Aderbal Nogueira, Manoel Severo e Dr. Sérgio Dantas

O ano é 1915 quando vamos encontrar Né Dadu, retornando da cidade de Triunfo após ser absolvido de crime de morte de João Jovino. Naqueles dias uma volante se formava para capturar um dos maiores desafetos da família Carvalho. Sob o comando do Tenente Teófanes Ferraz Torres e contando ainda com os Carvalho: Antonio e José da Umburana e João Lucas das Piranhas, atacam São Francisco, mas não encontram Né Dadu, espancando fortemente uma negra de nome Antonia Verônica, governanta do lugar, conhecida por “Mãe Preta” e prendem o mais novo dos filhos de D. Constança, irmão de Né Dadu: Sebastião Pereira, então com 16 anos.

Sinhô Pereira, sentado e Luiz Padre, de pé

A represália dos Pereira veio logo em seguida, quando é morto José da Umburana em emboscada de Vicente de Marina, o morticínio continua, desta feita mais um Pereira tomba, Né Dadu morre em 16 de outubro de 1916, vítima de covarde traição de um ex-cabra dos Carvalho, Zé Rodrigues, Zé Grande ou simplesmente “Zé Palmeira” que o matou com seu próprio rifle no lugar Poço do Amolar, na fazenda Serrinha. Esse caboclo Zé Palmeira havia se aproximado de Né Dadu após ardilosa trama traçada pelos próprios Carvalho, simulando o rompimento do referido cabra com a família inimiga. Apesar de Atento e desconfiado Né Dadu acabou sendo ludibriado pelo audacioso golpe e acabaria sendo vítima fatal do mesmo.

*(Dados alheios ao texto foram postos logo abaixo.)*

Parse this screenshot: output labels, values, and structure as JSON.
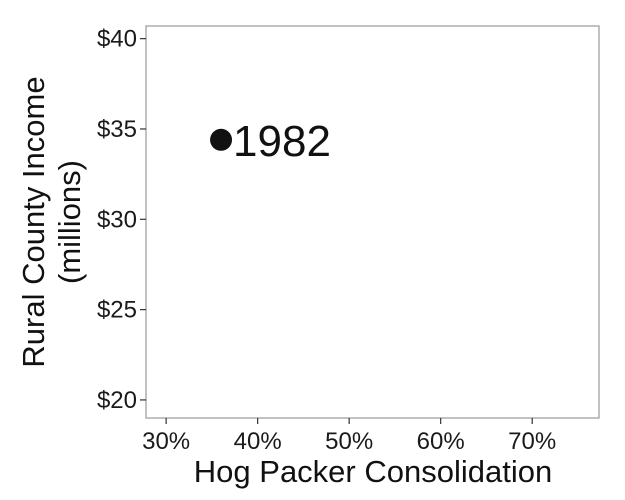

A morte do irmão empurrou definitivamente o mais jovem da família para o mundo do crime, nascia ali aquele que seria o mais valente de todos os cangaceiros, segundo o próprio Virgulino Ferreira: Sebastião Pereira, vulgo Sinhô Pereira.
  

 Sinhô Pereira década de 70 - 
O seu tamanho era enorme, imagine o tamanho da natureza deste homem

Partindo na sanha da formação de seu grupo, Sebastião Pereira partiu em busca do Coronel Zé Inácio, do Barro, conhecido coiteiro e protetor de bandidos, dali saiu com um grupo de 20 cabras, tendo como seu lugar tenente seu primo, Luiz Padre, rumo a Vila Bela, no Vale do Pajeú.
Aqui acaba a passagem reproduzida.